Patient access. CAM’s ascendance isn’t entirely driven by money—researchers make frequent references to obligation. “We want patients to have access to these therapies in a responsible fashion,” says Lisa Corbin, medical director of the Center for Integrative Medicine at the University of Colorado Hospital. That implies a public clamor for such services, and patients may indeed talk about and ask for CAM more than they used to (although that isn’t clear). But surveys showing widespread use—like one issued by the Centers for Disease Control and Prevention in 2004 reporting that 62 percent of adult Americans had used some form of CAM in the previous year—are highly misleading. The big numbers reflect activities such as prayer, which few would consider CAM, and meditation, now routinely prescribed to help lower high blood pressure. The Atkins and Zone diets (“diet-based therapies”) were counted in the CDC survey, too. A more selective reading indicates that about 5 percent used yoga, 1.1 percent acupuncture, and 0.5 percent energy therapy, to pick three more-representative offerings.
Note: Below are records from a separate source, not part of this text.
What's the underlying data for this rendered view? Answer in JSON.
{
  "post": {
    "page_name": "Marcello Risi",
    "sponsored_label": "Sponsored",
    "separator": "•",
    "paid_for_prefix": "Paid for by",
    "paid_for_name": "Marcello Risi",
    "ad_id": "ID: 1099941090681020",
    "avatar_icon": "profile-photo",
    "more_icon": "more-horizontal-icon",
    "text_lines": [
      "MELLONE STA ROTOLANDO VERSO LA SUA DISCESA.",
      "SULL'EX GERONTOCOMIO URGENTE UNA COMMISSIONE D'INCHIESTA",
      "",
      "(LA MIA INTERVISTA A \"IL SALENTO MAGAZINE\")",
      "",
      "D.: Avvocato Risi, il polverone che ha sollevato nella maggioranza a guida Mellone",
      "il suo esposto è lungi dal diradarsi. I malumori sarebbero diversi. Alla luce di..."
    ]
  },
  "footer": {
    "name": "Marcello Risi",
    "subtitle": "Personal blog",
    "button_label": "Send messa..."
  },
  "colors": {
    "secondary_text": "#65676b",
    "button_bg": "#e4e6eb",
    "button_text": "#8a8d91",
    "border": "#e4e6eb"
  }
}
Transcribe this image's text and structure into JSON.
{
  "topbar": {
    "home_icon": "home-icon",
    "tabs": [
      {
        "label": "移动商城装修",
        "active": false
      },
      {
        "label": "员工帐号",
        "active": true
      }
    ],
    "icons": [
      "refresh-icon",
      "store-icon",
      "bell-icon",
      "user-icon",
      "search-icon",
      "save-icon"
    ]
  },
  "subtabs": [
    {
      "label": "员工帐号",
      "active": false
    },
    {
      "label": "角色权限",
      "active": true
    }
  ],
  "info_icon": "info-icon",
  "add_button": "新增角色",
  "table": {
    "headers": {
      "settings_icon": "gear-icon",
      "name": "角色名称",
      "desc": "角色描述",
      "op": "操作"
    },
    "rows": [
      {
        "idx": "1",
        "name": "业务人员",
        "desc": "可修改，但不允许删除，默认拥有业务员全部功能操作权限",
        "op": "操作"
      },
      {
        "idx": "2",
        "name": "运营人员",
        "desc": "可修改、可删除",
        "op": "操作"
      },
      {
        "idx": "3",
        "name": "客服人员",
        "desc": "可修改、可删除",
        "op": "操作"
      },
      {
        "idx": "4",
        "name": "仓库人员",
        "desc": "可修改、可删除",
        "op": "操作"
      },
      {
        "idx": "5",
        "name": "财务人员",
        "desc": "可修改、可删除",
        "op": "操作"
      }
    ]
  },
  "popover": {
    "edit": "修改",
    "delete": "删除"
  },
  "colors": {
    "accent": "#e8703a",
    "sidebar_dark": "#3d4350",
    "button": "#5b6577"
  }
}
The purpose of Mikey’s trial is to put his touch therapy to the kind of test demanded by CAM critics: Prove that it can produce medical results beyond simply reducing stress or anxiety. Children having a bone marrow transplant are being divided into two groups. One will receive the therapy before and in the weeks after the marrow transplant. The other group will be visited on the same schedule by staff or volunteers who talk, read, or color with them. (The investigators won’t know which children are in which group.) The working presumption, says Steinhorn, is that the energy-therapy group will take up the transplanted bone marrow stem cells more readily and with fewer complications, allowing those children to leave the hospital sooner. Early findings should be available by the end of this year.